Édouard Vuillard (1868 Cuiseaux - 1940 La Baule)
1917
Pastel on paper ; stamped "E. Vuillard" at the lower right ; 25 x 17 cm
Provenance :
Artist's studio ; Paris, Léon Ledoux collection ; Paris, Hôtel Drouot, 10th February 1969 ; Vendôme, Me Rouillac, 20th March 2022.
Bibliography :
A. Salomon and G. Cogeval, Vuillard, Catalogue critique des peintures et pastels, Paris, 2003, p. 1184, n°X-18.
In February 1917, Vuillard spends three weeks in Gérardmer, in the Vosges, as a military painter. As a painter of intimacy, he is obviously not at ease in this garrison town, where boredom and cold are the main problems. The most deadly episodes in this sector took place in 1914 and 1915.

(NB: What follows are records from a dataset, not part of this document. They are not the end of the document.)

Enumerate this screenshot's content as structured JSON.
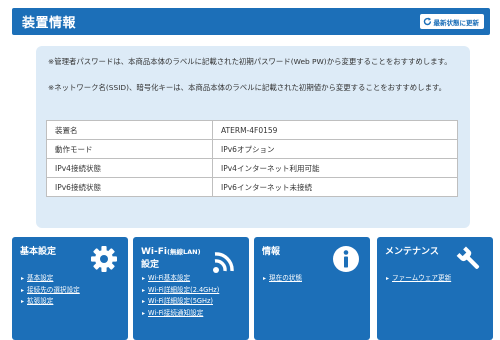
{
  "header": {
    "title": "装置情報",
    "refresh_label": "最新状態に更新"
  },
  "notes": {
    "admin_password": "※管理者パスワードは、本商品本体のラベルに記載された初期パスワード(Web PW)から変更することをおすすめします。",
    "ssid_key": "※ネットワーク名(SSID)、暗号化キーは、本商品本体のラベルに記載された初期値から変更することをおすすめします。"
  },
  "device_table": [
    {
      "label": "装置名",
      "value": "ATERM-4F0159"
    },
    {
      "label": "動作モード",
      "value": "IPv6オプション"
    },
    {
      "label": "IPv4接続状態",
      "value": "IPv4インターネット利用可能"
    },
    {
      "label": "IPv6接続状態",
      "value": "IPv6インターネット未接続"
    }
  ],
  "cards": {
    "basic": {
      "title": "基本設定",
      "icon": "gear-icon",
      "links": [
        "基本設定",
        "接続先の選択設定",
        "拡張設定"
      ]
    },
    "wifi": {
      "title_main": "Wi-Fi",
      "title_sub": "(無線LAN)",
      "title_line2": "設定",
      "icon": "wifi-signal-icon",
      "links": [
        "Wi-Fi基本設定",
        "Wi-Fi詳細設定(2.4GHz)",
        "Wi-Fi詳細設定(5GHz)",
        "Wi-Fi接続通知設定"
      ]
    },
    "info": {
      "title": "情報",
      "icon": "info-icon",
      "links": [
        "現在の状態"
      ]
    },
    "maintenance": {
      "title": "メンテナンス",
      "icon": "wrench-icon",
      "links": [
        "ファームウェア更新"
      ]
    }
  },
  "colors": {
    "primary": "#1c6fb8",
    "panel_bg": "#ddebf7"
  }
}
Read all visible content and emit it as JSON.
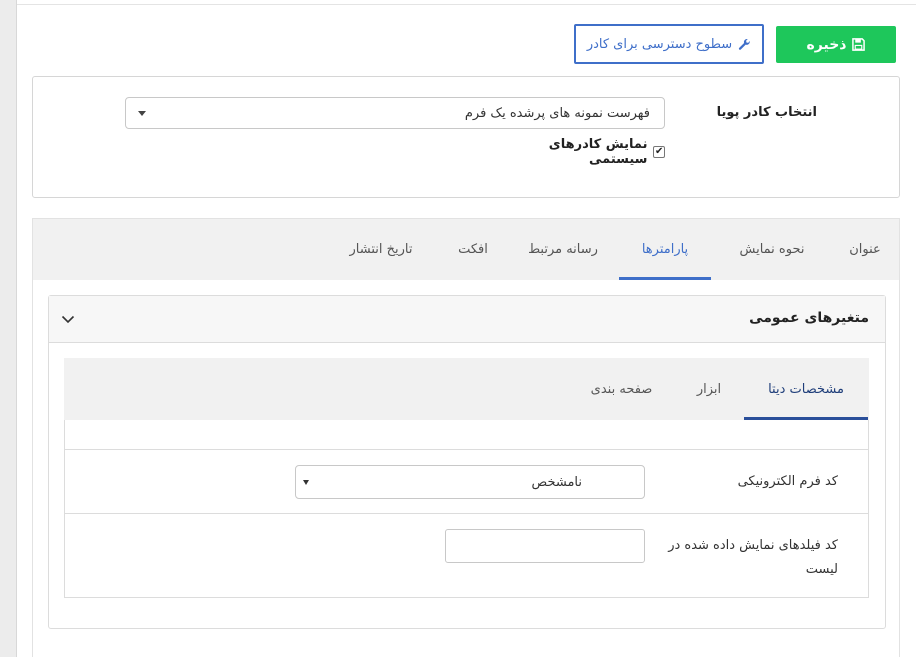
{
  "toolbar": {
    "save_label": "ذخیره",
    "save_icon": "floppy-disk-icon",
    "access_label": "سطوح دسترسی برای کادر",
    "access_icon": "wrench-icon"
  },
  "frame": {
    "label": "انتخاب کادر پویا",
    "selected": "فهرست نمونه های پرشده یک فرم",
    "show_system_label": "نمایش کادرهای سیستمی",
    "show_system_checked": true
  },
  "tabs": [
    {
      "label": "عنوان",
      "active": false
    },
    {
      "label": "نحوه نمایش",
      "active": false
    },
    {
      "label": "پارامترها",
      "active": true
    },
    {
      "label": "رسانه مرتبط",
      "active": false
    },
    {
      "label": "افکت",
      "active": false
    },
    {
      "label": "تاریخ انتشار",
      "active": false
    }
  ],
  "accordion": {
    "title": "متغیرهای عمومی",
    "icon": "chevron-down-icon"
  },
  "inner_tabs": [
    {
      "label": "مشخصات دیتا",
      "active": true
    },
    {
      "label": "ابزار",
      "active": false
    },
    {
      "label": "صفحه بندی",
      "active": false
    }
  ],
  "form": {
    "form_code_label": "کد فرم الکترونیکی",
    "form_code_value": "نامشخص",
    "fields_label": "کد فیلدهای نمایش داده شده در لیست",
    "fields_value": ""
  },
  "colors": {
    "save": "#1ec75b",
    "accent": "#3f6fc9",
    "inner_accent": "#2a4f9a"
  }
}
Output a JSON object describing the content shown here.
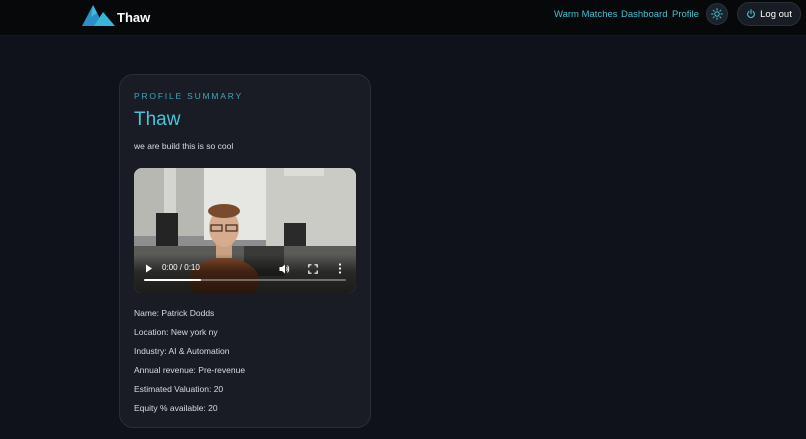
{
  "header": {
    "brand": "Thaw",
    "nav": [
      {
        "label": "Warm Matches"
      },
      {
        "label": "Dashboard"
      },
      {
        "label": "Profile"
      }
    ],
    "theme_icon": "sun-icon",
    "logout_icon": "power-icon",
    "logout_label": "Log out"
  },
  "profile": {
    "eyebrow": "PROFILE SUMMARY",
    "title": "Thaw",
    "description": "we are build this is so cool",
    "video": {
      "time": "0:00 / 0:10",
      "progress": 0.28
    },
    "details": [
      "Name: Patrick Dodds",
      "Location: New york ny",
      "Industry: AI & Automation",
      "Annual revenue: Pre-revenue",
      "Estimated Valuation: 20",
      "Equity % available: 20"
    ]
  },
  "colors": {
    "accent": "#45c7db",
    "background": "#0f121a",
    "card": "#191c24",
    "topbar": "#070809"
  }
}
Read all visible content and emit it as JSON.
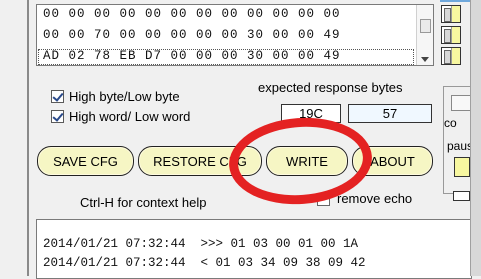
{
  "hex_view": {
    "rows": [
      "00 00 00 00 00 00 00 00 00 00 00 00",
      "00 00 70 00 00 00 00 00 30 00 00 49",
      "AD 02 78 EB D7 00 00 00 30 00 00 49"
    ]
  },
  "options": {
    "high_byte_low_byte": {
      "label": "High byte/Low byte",
      "checked": true
    },
    "high_word_low_word": {
      "label": "High word/ Low word",
      "checked": true
    },
    "remove_echo": {
      "label": "remove echo",
      "checked": false
    }
  },
  "expected_response": {
    "label": "expected response bytes",
    "field_1": "19C",
    "field_2": "57"
  },
  "buttons": {
    "save_cfg": "SAVE CFG",
    "restore_cfg": "RESTORE CFG",
    "write": "WRITE",
    "about": "ABOUT"
  },
  "help_text": "Ctrl-H for context help",
  "right_panel": {
    "label_co": "co",
    "label_pau": "paus"
  },
  "log": {
    "lines": [
      "2014/01/21 07:32:44  >>> 01 03 00 01 00 1A",
      "2014/01/21 07:32:44  < 01 03 34 09 38 09 42"
    ]
  },
  "colors": {
    "button_fill": "#f6f6c4",
    "annotation": "#e42222",
    "field_highlight": "#f0f8ff"
  }
}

Vuillard brought back a dozen pastels. This one is the most introspective. He finds here a form of intimacy "in reverse" : the balustrade, as later in Bonnard's paintings, marks the border between "inside" and "outside". The painter can concentrate on what is really important to him, as the critic Claude Roger-Marx so well describes : "notation of a general atmosphere, establishment of the guidelines of the composition, choice of a dominant harmony."
We can compare this touching pastel, in a perfect state and of obvious modernity (we can think of Mondrian's researches a few years earlier), with an equally sober moment in Vuillard's diary : "Saturday morning, 17th : thawing weather, long walk (...), monotonous fir trees ; after lunch, write, small pastel."